Until NATO stops wavering, the statement continues, the Taliban considers the coalition's calls for talks to be "meaningless."
It was the Taliban who suspended negotiations in March following the burning of the Quran on a US base and a shooting spree by a US soldier. But the United States and NATO have continued to talk of seeking a negotiated settlement to the 11-year conflict.
Most recently, President Obama backed negotiating on a visit earlier this month to Afghanistan. However, he also outlined a new strategic pact with the US-backed government in Kabul that would let some American soldiers stay in Afghanistan past 2014 until 2024.
Obama's two-pronged message of peace talks but prolonged troop presence unsettled what appeared to be a Taliban strategy of running out the clock on the US withdrawal target of 2014. The Taliban's statement today suggests the insurgency is irked by the move to "prolong the occupation."
Whether Mr. Obama's gambit pushes the Taliban to publicly return to negotiations remains to be seen. While today's statement signaled openness again to negotiations, it also expressed doubts about NATO's sincerity in wanting to leave.

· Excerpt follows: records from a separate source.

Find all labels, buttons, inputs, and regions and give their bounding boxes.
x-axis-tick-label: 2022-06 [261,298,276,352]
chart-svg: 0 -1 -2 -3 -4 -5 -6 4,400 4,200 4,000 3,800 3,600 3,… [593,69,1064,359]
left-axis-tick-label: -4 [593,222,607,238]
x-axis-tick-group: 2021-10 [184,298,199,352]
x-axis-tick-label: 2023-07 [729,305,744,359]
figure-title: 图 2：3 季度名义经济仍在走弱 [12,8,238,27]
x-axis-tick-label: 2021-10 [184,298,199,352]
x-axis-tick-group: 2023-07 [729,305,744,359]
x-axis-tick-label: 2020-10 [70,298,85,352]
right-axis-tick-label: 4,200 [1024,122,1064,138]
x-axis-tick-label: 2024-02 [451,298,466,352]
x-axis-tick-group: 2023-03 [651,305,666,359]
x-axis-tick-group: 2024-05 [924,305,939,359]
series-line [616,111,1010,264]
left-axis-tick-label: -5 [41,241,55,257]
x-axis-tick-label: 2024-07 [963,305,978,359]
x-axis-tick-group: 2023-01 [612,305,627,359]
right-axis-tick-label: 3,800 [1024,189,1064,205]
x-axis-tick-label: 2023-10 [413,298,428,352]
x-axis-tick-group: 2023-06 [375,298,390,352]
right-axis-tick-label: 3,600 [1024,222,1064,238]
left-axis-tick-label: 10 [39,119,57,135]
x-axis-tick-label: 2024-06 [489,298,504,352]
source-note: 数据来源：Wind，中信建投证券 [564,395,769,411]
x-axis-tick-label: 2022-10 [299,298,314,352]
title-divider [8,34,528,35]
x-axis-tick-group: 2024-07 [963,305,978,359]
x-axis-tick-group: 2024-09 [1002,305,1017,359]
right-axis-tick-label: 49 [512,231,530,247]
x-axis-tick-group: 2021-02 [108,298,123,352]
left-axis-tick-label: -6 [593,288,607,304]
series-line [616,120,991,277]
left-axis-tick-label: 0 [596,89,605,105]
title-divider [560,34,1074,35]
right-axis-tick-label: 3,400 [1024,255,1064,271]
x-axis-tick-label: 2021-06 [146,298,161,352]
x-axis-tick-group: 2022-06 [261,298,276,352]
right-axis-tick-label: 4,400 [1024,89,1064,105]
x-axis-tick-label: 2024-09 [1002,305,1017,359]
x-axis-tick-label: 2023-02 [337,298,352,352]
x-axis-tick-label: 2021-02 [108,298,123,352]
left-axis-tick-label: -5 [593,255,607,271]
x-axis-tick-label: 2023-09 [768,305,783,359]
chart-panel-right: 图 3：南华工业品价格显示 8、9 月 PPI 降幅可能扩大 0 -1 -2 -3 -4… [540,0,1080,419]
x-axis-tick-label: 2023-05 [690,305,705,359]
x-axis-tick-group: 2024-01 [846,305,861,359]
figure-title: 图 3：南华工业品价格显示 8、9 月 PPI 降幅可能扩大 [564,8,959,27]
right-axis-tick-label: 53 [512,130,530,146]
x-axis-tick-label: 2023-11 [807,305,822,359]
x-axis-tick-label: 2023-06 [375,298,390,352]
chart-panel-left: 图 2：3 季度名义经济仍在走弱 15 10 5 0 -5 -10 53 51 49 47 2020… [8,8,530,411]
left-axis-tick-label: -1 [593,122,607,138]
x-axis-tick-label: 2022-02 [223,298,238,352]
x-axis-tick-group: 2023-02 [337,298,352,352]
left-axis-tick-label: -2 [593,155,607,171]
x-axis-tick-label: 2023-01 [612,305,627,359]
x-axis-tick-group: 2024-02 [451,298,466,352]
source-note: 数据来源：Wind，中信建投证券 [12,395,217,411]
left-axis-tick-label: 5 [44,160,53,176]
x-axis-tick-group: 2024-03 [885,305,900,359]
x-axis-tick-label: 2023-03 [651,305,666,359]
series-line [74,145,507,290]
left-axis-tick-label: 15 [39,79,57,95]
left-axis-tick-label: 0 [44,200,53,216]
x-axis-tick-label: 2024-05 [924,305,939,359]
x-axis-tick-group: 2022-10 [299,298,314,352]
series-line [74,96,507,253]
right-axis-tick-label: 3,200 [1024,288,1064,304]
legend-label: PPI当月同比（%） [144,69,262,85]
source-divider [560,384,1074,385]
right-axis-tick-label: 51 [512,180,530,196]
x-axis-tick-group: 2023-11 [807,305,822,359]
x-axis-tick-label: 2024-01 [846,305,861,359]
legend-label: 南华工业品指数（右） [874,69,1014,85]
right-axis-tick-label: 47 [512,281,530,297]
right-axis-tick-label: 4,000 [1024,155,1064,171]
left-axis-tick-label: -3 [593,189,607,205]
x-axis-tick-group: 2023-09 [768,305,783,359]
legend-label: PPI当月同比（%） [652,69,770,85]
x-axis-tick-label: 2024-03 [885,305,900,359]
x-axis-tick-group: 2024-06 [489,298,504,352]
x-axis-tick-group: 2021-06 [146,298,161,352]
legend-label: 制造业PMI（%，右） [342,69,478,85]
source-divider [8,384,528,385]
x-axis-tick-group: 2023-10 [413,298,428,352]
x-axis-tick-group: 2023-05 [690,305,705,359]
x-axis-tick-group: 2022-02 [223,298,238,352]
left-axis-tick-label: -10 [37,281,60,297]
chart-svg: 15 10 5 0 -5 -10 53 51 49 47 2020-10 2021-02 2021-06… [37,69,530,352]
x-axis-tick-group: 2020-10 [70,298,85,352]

"The foreigners should forgo prolonging and complicating the Afghan issue for their colonialist objectives," the statement reads.
It goes on to remind NATO that, despite the 2024 extension, there are domestic pressures to wrap up the war soon. The statement cites a recent CBS News/New York Times poll in which 69 percent of respondents said the US shouldn't be involved in Afghanistan. Indeed, Monitor polling on the new US-Afghanistan strategic pact found nearly two-thirds of Americans reject the broad outlines of the deal.
The Taliban statement also reiterated the group's stance that they were not involved in the 9/11 attacks and will not allow Afghan soil to be used to launch attacks on other countries.
"The Islamic Emirate once again declares that it holds no agenda of harming anyone nor will it let anyone harm other countries from the soil of Afghanistan hence there is no reason for the occupying countries including America to continue the occupation of Afghanistan under the pretext of safeguarding its own security," the statement reads.